Low Exposure: The path is on completely flat land and potential injury is limited to falling over.
Medium Exposure: The trail contains some obstacles such as outcroppings and rock which could cause injury.
High Exposure: Some trail sections have exposed ledges or steep ascents/descents where falling could cause serious injury.
Extreme Exposure: Some trail sections are extremely exposed where falling will almost certainly result in serious injury or death.
The Teton Crest Trail is one of the most spectacular trails in the world for a reason.
The first day lives up to the hype as it features open views for most of the way. Starting the Teton Crest Trail is unique as you have the opportunity to take the Teton Village tram to the top of Rendezvous Mountain (where the trailhead is located).
Not having to climb several thousand feet with a full pack at the onset is a relief, although you will still have to put in miles to make it to first night's camp.
Definitely spend some time on the top of Rendezvous given the incredible 360-degree view.
Not many hikes in the world start with a better view.
You can even see the Grand Teton from afar.
It is an amazing feeling to know you will be walking right across the Grand in just a few days.
The trail descends from Rendezvous Mountain, featuring fields of wildflowers (depending on the time of year) and then transitions to a gentle climb to Marion Lake.
The Teton Crest has one of the highest concentrations of wildflowers anywhere! Another plus is the variety of the flowers; there are Lupine, Indian Paintbrush and much more! You can camp at Marion Lake—a relaxing destination—but many choose to continue onto the Death Canyon Shelf as it isn't much further and has incredible views. The second half of day one is simply fantastic.
This section features steady 360-degree views following Fox Creek Pass.
The trail is well-marked here and is relatively flat. Traversing the Death Canyon Shelf is a memorable experience.
Walking above Death Canyon for miles, you get wonderful views in and around the canyon.
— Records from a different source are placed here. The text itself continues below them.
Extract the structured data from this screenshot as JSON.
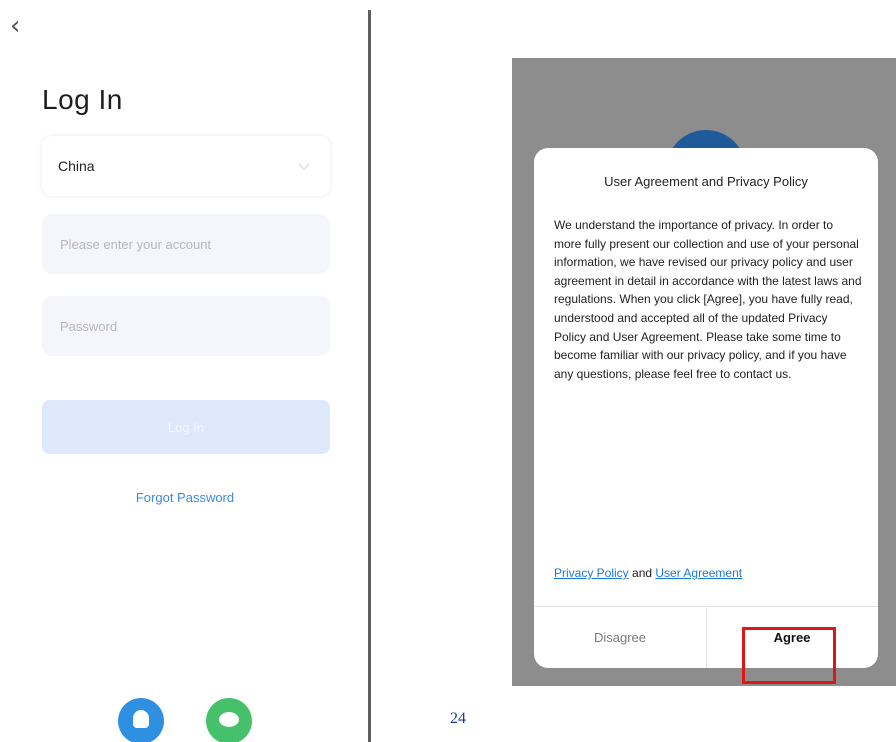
{
  "login": {
    "back_icon": "chevron-left-icon",
    "title": "Log In",
    "country_value": "China",
    "account_placeholder": "Please enter your account",
    "password_placeholder": "Password",
    "login_button_label": "Log In",
    "forgot_password_label": "Forgot Password",
    "social_icons": [
      "alexa-icon",
      "wechat-icon"
    ],
    "colors": {
      "login_button_bg": "#dde8fb",
      "link": "#3a8ae8"
    }
  },
  "page_number": "24",
  "dialog": {
    "title": "User Agreement and Privacy Policy",
    "body": "We understand the importance of privacy. In order to more fully present our collection and use of your personal information, we have revised our privacy policy and user agreement in detail in accordance with the latest laws and regulations. When you click [Agree], you have fully read, understood and accepted all of the updated Privacy Policy and User Agreement. Please take some time to become familiar with our privacy policy, and if you have any questions, please feel free to contact us.",
    "privacy_link": "Privacy Policy",
    "and_text": " and ",
    "agreement_link": "User Agreement",
    "disagree_label": "Disagree",
    "agree_label": "Agree",
    "colors": {
      "overlay": "#8d8d8d",
      "highlight": "#e01515"
    }
  }
}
Take your time through this section, as it should not be rushed.
With every step you get closer to the Grand.
There are numerous designated campsites located on the Shelf, so choose whichever one piques your interest.
The sites are relatively spaced out and most have wonderful views of Death Canyon and beyond.
Pay attention to streams as there is not a ton of water to be found on the Shelf.
There are sites near the beginning and end of the Shelf so the amount of miles you'd like to walk the next day may be a factor in choosing your site.
Overall, you cannot go wrong with the sites here.
Watching the sunset and seeing the alpenglow hit the Grand is the icing on the cake for day one. All in all, day one on the Teton Crest isn't too strenuous, but the trail gets steeper going forward.
Despite being relatively flat, the views are fantastic, and they only get better as you advance on the Teton Crest.